Posted by admin on 16 July, 2008 under Business news | Be the First to Comment

US inflation accelerated at its fastest pace in 17 years in June, official figures have shown, driven higher by surging energy prices.

Consumer prices were 5% higher than a year ago and rose 1.1% on a monthly basis, the Labor Department said.

Federal Reserve boss Ben Bernanke has warned that the threat of rising inflation has intensified recently.

Minutes from the Fed’s latest meeting on interest rates indicated the next move in borrowing costs could be up.

It faces the dilemma of having to stem the rise in inflation while not further choking an economy under serious strain.

‘Fed in a hole’

June’s annual inflation increase was the highest since 1991 while the monthly jump is the sharpest since September 2005.

In his second day of congressional testimony on Wednesday, the Fed boss said inflation was too high and it was a key objective for the central bank to bring it down.

Many analysts now believe that the central bank may have to leave borrowing costs on hold, or even increase them, as it tries to steer a faltering economy through turbulent times.

“This increases concern that the Fed is not going to be able to lower interest rates if the economy remains weak” Gary Thayer, from Wachovia Securities

At the same time as inflationary pressures are rising, the US faces a severe housing slump, a credit crunch and financial market turmoil stemming from the collapse of the sub-prime mortgage market.

According to minutes of the Fed’s interest rate meeting in June, policymakers believed “the next change in the stance of policy could well be an increase” due to “upside risks to inflation and inflation expectations”.

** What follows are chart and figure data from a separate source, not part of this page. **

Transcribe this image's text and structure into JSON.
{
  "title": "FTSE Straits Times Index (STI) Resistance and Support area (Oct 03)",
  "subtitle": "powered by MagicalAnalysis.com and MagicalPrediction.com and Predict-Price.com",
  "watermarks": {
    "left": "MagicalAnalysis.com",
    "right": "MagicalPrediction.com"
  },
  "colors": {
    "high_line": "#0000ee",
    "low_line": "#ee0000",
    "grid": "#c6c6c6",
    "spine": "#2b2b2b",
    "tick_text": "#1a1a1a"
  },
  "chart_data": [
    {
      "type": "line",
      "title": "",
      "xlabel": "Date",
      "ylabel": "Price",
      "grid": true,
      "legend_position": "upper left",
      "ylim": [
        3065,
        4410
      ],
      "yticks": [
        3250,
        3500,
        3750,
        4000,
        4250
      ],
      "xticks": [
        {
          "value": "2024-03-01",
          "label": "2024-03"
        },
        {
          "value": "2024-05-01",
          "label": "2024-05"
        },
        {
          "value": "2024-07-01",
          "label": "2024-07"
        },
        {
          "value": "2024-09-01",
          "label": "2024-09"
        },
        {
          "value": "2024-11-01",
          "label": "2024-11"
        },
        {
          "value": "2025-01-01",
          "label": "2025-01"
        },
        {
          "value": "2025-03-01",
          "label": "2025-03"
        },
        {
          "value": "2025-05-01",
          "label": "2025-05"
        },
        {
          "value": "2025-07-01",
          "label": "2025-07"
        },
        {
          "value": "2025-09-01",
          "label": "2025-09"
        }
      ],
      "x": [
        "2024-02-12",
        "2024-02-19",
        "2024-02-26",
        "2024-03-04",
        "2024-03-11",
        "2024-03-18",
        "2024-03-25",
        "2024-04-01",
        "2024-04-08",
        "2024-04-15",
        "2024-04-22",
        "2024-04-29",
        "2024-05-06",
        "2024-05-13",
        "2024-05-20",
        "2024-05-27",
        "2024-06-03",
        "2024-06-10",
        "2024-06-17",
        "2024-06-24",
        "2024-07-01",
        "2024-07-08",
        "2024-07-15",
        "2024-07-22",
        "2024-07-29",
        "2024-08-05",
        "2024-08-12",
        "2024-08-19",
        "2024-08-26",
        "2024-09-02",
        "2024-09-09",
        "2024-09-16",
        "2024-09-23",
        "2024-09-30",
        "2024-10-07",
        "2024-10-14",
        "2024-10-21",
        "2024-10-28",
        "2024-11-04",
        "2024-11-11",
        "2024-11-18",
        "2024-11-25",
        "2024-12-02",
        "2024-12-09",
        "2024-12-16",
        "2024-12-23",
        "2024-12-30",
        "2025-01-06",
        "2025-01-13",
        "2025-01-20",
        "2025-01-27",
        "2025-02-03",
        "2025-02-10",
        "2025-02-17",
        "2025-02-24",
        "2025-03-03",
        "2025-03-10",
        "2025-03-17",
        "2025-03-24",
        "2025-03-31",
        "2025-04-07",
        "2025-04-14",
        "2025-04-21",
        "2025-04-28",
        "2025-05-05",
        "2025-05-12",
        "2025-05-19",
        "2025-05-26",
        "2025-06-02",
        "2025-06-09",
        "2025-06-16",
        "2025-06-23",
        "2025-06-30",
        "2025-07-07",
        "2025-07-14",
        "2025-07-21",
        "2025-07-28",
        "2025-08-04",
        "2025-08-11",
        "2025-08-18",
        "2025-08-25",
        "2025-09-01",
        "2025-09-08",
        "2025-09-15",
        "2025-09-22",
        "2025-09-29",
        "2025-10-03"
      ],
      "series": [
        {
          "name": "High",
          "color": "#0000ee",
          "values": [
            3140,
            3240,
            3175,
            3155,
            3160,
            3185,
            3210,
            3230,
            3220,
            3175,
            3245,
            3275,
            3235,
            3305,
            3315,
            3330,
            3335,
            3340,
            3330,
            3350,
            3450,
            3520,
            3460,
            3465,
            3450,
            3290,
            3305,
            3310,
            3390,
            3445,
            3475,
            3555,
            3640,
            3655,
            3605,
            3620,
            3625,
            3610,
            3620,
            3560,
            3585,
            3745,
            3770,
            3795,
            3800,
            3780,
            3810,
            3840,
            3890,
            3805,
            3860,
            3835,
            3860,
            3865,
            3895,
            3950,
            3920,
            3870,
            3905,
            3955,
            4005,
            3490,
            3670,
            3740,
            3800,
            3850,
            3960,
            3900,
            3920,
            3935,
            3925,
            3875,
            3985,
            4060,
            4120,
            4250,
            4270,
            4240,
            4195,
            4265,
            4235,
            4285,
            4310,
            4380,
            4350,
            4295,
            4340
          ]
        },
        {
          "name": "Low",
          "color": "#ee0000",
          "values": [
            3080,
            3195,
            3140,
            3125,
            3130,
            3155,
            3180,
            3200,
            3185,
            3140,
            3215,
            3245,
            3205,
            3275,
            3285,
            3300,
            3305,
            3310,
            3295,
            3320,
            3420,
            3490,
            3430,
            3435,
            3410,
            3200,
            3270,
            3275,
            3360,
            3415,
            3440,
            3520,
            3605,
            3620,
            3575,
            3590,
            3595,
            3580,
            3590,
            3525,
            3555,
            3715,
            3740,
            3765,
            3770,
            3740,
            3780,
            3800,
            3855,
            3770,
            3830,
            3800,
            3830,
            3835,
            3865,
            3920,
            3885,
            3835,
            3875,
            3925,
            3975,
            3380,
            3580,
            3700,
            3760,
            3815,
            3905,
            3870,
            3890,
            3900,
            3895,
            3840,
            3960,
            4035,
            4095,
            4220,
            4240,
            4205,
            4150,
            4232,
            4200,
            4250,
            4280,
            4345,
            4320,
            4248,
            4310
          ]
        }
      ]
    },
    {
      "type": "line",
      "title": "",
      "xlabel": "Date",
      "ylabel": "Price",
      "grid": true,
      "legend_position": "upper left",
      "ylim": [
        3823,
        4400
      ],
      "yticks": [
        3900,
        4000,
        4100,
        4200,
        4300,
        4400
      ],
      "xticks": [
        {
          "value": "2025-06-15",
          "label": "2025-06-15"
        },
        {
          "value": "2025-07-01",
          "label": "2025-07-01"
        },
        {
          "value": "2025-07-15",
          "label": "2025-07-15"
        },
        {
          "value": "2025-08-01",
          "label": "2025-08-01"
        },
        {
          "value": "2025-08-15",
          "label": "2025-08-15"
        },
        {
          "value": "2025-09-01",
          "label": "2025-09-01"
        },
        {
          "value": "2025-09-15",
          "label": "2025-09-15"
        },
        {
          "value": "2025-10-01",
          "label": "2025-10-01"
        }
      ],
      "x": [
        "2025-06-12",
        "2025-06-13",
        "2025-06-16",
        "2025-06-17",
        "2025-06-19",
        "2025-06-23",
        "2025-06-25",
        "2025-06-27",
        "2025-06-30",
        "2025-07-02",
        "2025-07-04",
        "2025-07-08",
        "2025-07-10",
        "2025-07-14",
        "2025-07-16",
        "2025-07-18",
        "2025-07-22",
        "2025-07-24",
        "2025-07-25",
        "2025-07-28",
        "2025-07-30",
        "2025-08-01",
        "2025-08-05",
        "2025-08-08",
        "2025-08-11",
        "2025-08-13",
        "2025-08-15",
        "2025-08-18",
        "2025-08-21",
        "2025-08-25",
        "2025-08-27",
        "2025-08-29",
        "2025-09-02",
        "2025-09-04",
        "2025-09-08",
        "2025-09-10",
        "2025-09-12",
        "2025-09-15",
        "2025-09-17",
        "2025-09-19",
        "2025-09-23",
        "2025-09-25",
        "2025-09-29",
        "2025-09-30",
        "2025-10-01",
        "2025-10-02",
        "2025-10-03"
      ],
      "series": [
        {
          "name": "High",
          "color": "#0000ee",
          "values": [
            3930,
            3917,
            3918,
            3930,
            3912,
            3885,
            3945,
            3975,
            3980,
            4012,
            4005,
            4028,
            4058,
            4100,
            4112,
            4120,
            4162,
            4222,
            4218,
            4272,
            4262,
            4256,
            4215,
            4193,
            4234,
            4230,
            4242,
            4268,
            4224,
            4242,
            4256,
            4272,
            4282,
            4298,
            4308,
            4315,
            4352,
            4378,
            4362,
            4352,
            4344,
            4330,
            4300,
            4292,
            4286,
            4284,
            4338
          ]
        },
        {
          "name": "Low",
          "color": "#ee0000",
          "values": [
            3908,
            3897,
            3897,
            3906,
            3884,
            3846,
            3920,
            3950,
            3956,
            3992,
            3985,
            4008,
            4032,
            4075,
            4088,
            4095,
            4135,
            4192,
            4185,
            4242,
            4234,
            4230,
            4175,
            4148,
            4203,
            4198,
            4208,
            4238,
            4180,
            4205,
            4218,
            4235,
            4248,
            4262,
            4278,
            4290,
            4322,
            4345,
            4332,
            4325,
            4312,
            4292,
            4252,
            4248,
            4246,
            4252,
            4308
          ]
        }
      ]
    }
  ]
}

The impact of surging living costs in June “really puts the Fed in a hole,” said Alan Ruskin, an economist at RBS Greenwich.

Gary Thayer, from Wachovia Securities, agreed that the Fed was facing a tricky balancing act.

“This increases concern that the Fed is not going to be able to lower interest rates if the economy remains weak.”

But he added: “And as long as the economy remains weak, it will be hard for the Fed to raise rates to fight inflation.”

Energy surge

Energy prices were the main driver of price growth, and were 6.6% higher in June as the cost of petrol, natural gas and heating oil increased.

Expectations that that a slowing US economy will dampen demand for oil helped crude prices drop 42 cents to $138.32 in pre-market trade in New York.

Annual core inflation, which strips out volatile fuel and food prices, touched 2.4%.

The surge in living costs has dented the earning power of Americans.

Average weekly wages, after adjusting for inflation, fell by 0.9% in June – the biggest monthly decline in 24 years, the Department said.